Le Manifeste des Soixante proclamait ainsi que « l’égalité inscrite dans la loi n’est pas dans les mœurs et qu’elle est encore à réaliser dans les faits », en assurant que les ouvriers constituent « une classe spéciale de citoyens ayant besoin d’une représentation directe ». La volonté était, dans une optique de continuité de la Révolution qui n’avait profité qu’aux bourgeois, de donner une autonomie à la classe ouvrière, articulée avec la construction d’une identité collective.

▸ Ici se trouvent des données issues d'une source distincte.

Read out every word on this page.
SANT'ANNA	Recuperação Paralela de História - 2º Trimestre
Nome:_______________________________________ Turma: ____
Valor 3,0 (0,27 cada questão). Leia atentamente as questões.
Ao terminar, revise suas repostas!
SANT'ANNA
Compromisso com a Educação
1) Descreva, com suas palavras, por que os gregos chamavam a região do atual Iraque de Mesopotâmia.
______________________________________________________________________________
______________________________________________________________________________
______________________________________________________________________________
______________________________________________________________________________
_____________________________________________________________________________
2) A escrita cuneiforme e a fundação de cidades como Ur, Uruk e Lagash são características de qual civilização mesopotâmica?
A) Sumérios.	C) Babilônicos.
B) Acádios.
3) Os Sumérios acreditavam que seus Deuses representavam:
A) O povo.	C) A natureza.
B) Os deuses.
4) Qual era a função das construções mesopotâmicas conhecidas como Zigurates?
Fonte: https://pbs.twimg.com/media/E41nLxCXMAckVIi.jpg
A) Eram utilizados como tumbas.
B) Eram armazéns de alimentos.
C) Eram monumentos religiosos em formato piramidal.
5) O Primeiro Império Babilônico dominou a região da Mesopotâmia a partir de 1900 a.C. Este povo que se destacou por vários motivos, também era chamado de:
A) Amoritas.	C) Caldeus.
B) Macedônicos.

« On a répété à satiété : il n’y a plus de classes depuis 1789 ; tous les Français sont égaux devant la loi, mais nous n’avons d’autre propriété que nos bras, nous qui subissons tous les jours les conditions illégitimes et arbitraires du capital, nous qui vivons sous des lois exceptionnelles telles que les lois sur les coalitions et l’article 1781, qui porte atteinte à notre intérêt en même temps qu’à notre dignité, il nous est difficile de croire à cette affirmation. »

Le manifeste dresse ensuite un programme de revendications immédiates:

  1. l'abrogation de l'article 1781 du Code civil, ainsi rédigé: « Le maître est cru sur son affirmation pour la quotité des gages, pour le paiement des salaires de l'année et pour les acomptes donnés pour l'année courante »
  2. l'abolition de la loi sur les coalitions
  3. la création de chambres syndicales
  4. l'élargissement de la compétence des sociétés de secours mutuels
  5. la règlementation du travail des femmes
  6. la réforme de l'apprentissage
  7. l'instruction primaire et professionnelle gratuite

Influence du texte[modifier | modifier le code]

Pour beaucoup d’auteurs, et par exemple Marx, ce manifeste constitua « la première charte de classe d’un mouvement ouvrier français en voie de devenir adulte ». Considéré depuis comme le chef de file du mouvement ouvrier, Tolain dirigea en 1865 le premier bureau parisien de l’Internationale créée à Londres à la fin 1864.

Les républicains furent furieux que ce manifeste n’aborde pas la question du régime politique.

Proudhon, prié de donner son avis, reconnut le droit des ouvriers à une représentation qui leur soit propre, mais n'en persista pas moins à leur recommander l'abstention aux élections devant l’illusion du parlementarisme ouvrier. Il préparait alors De la capacité politique des classes ouvrières, qui ne paraîtra qu'après sa mort. La section française de l’Internationale sera d’ailleurs formée sur l’initiative d’ouvriers proudhoniens.

À ces courants s’ajoutait l’influence de Blanqui qui, reprenant la tradition de 1793, désirait que la révolution soit accomplie par de petits groupes en sociétés secrètes soutenus par une action violente. Ces diverses tendances s’affirmeront dans l’action de la Commune.